Dear Senator Gorton:

I have received an exchange of correspondence regarding the Monica Stugelmeyer case, consisting of a letter from Mr. Duane Swinton of the law firm Witherspoon, Kelley, Davenport and Toole addressed to your office; a transmittal letter from your office to the Equal Employment Opportunity Commission (EEOC); and a response from the EEOC to you (copies enclosed). Mr. Swinton offers the National Federation of the Blind quite a compliment. In his letter dated January 18, 1999, he says that the National Federation of the Blind has the power to determine what cases the EEOC will pursue. Although I serve as the President of the Federation, I was unaware that the organization was in a position to decide for the EEOC what it would do. Mr. Swinton apparently believes that the only way to defeat the Federation in its support of the claim brought by Monica Stugelmeyer is to seek intervention from a prominent member of the Senate.
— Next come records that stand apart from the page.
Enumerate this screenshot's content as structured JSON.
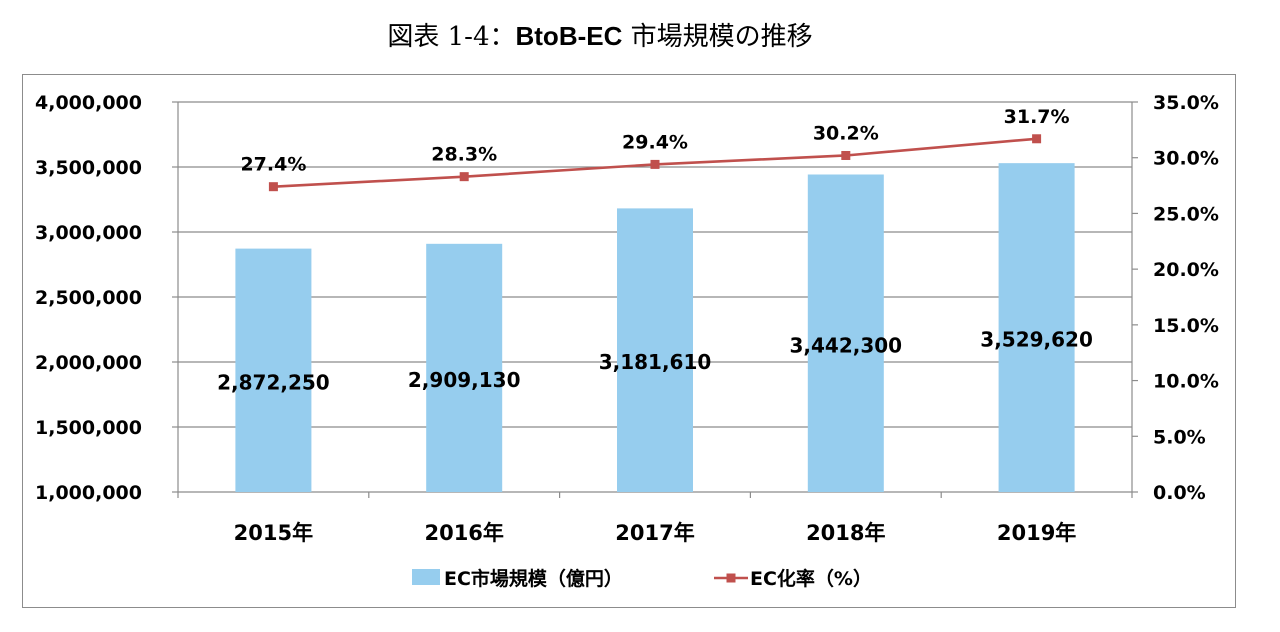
{
  "title": {
    "prefix": "図表 1-4：",
    "bold": "BtoB-EC",
    "suffix": " 市場規模の推移"
  },
  "chart_data": {
    "type": "bar",
    "categories": [
      "2015年",
      "2016年",
      "2017年",
      "2018年",
      "2019年"
    ],
    "series": [
      {
        "name": "EC市場規模（億円）",
        "type": "bar",
        "axis": "left",
        "values": [
          2872250,
          2909130,
          3181610,
          3442300,
          3529620
        ],
        "labels": [
          "2,872,250",
          "2,909,130",
          "3,181,610",
          "3,442,300",
          "3,529,620"
        ]
      },
      {
        "name": "EC化率（%）",
        "type": "line",
        "axis": "right",
        "values": [
          27.4,
          28.3,
          29.4,
          30.2,
          31.7
        ],
        "labels": [
          "27.4%",
          "28.3%",
          "29.4%",
          "30.2%",
          "31.7%"
        ]
      }
    ],
    "y_left": {
      "min": 1000000,
      "max": 4000000,
      "ticks": [
        "1,000,000",
        "1,500,000",
        "2,000,000",
        "2,500,000",
        "3,000,000",
        "3,500,000",
        "4,000,000"
      ]
    },
    "y_right": {
      "min": 0,
      "max": 35,
      "ticks": [
        "0.0%",
        "5.0%",
        "10.0%",
        "15.0%",
        "20.0%",
        "25.0%",
        "30.0%",
        "35.0%"
      ]
    },
    "grid": true,
    "legend_position": "bottom",
    "colors": {
      "bar": "#96cdee",
      "line": "#c0504d",
      "grid": "#8c8c8c"
    }
  }
}
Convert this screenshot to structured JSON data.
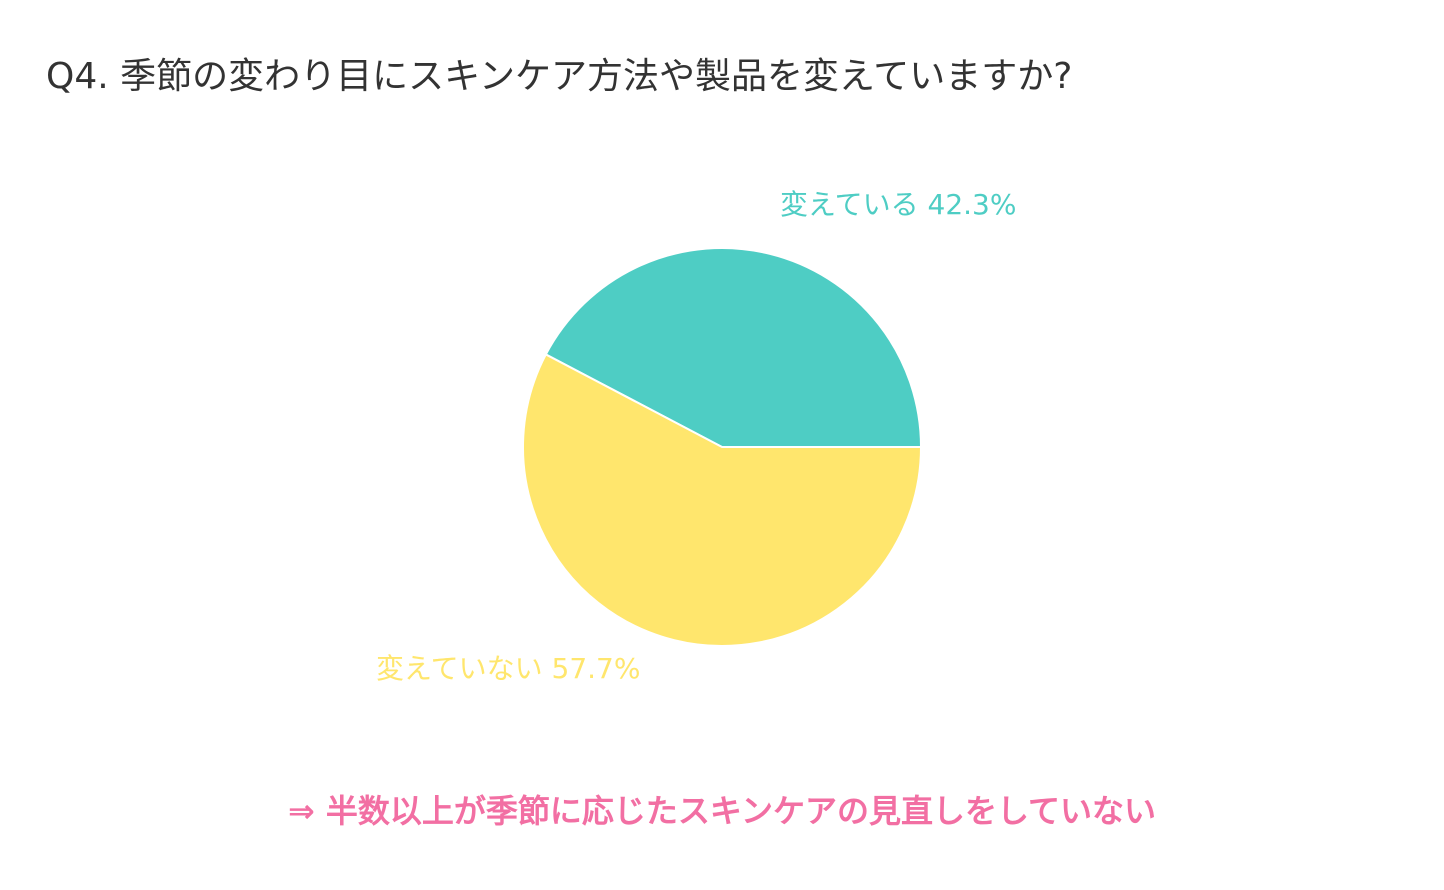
{
  "title": "Q4. 季節の変わり目にスキンケア方法や製品を変えていますか?",
  "chart_data": {
    "type": "pie",
    "title": "Q4. 季節の変わり目にスキンケア方法や製品を変えていますか?",
    "slices": [
      {
        "label": "変えている 42.3%",
        "value": 42.3,
        "color": "#4ecdc4"
      },
      {
        "label": "変えていない 57.7%",
        "value": 57.7,
        "color": "#ffe66d"
      }
    ],
    "start_angle_deg": 0,
    "direction": "counterclockwise",
    "legend": "none"
  },
  "conclusion": "⇒ 半数以上が季節に応じたスキンケアの見直しをしていない"
}
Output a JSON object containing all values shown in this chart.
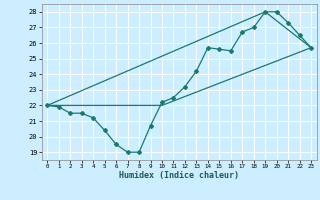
{
  "title": "",
  "xlabel": "Humidex (Indice chaleur)",
  "bg_color": "#cceeff",
  "line_color": "#1a7a6e",
  "grid_color": "#ffffff",
  "xlim": [
    -0.5,
    23.5
  ],
  "ylim": [
    18.5,
    28.5
  ],
  "xticks": [
    0,
    1,
    2,
    3,
    4,
    5,
    6,
    7,
    8,
    9,
    10,
    11,
    12,
    13,
    14,
    15,
    16,
    17,
    18,
    19,
    20,
    21,
    22,
    23
  ],
  "yticks": [
    19,
    20,
    21,
    22,
    23,
    24,
    25,
    26,
    27,
    28
  ],
  "line1_x": [
    0,
    1,
    2,
    3,
    4,
    5,
    6,
    7,
    8,
    9,
    10,
    11,
    12,
    13,
    14,
    15,
    16,
    17,
    18,
    19,
    20,
    21,
    22,
    23
  ],
  "line1_y": [
    22,
    21.9,
    21.5,
    21.5,
    21.2,
    20.4,
    19.5,
    19.0,
    19.0,
    20.7,
    22.2,
    22.5,
    23.2,
    24.2,
    25.7,
    25.6,
    25.5,
    26.7,
    27.0,
    28.0,
    28.0,
    27.3,
    26.5,
    25.7
  ],
  "line2_x": [
    0,
    10,
    23
  ],
  "line2_y": [
    22,
    22,
    25.7
  ],
  "line3_x": [
    0,
    19,
    23
  ],
  "line3_y": [
    22,
    28.0,
    25.7
  ]
}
I met Monica Stugelmeyer in the 1980's. She is not a radical, militant hell-raiser. She is a blind woman trying to get along in life. She joined the National Federation of the Blind so that she could share experiences with other blind people and learn what she could. She is part of the American workforce that helps to make this country what it is. All she asks is an equal opportunity to earn her daily bread. We in the National Federation of the Blind are trying to help her get it.

I do object to the characterization in Mr. Swinton's letter of the National Federation of the Blind. He says we have an axe to grind against employers. Apparently Mr. Swinton doesn't know of the decades of work we have done to find competent blind employees who are prepared to serve employers in every aspect of the business community. I could think of names for the carelessness demonstrated in Mr. Swinton's letter, but I will refrain from the name-calling he has used in his letter.

Senator Gorton, we in the National Federation of the Blind have great respect for you. Consequently, if you want further information about the activities of the Federation, we would be only too happy to supply it.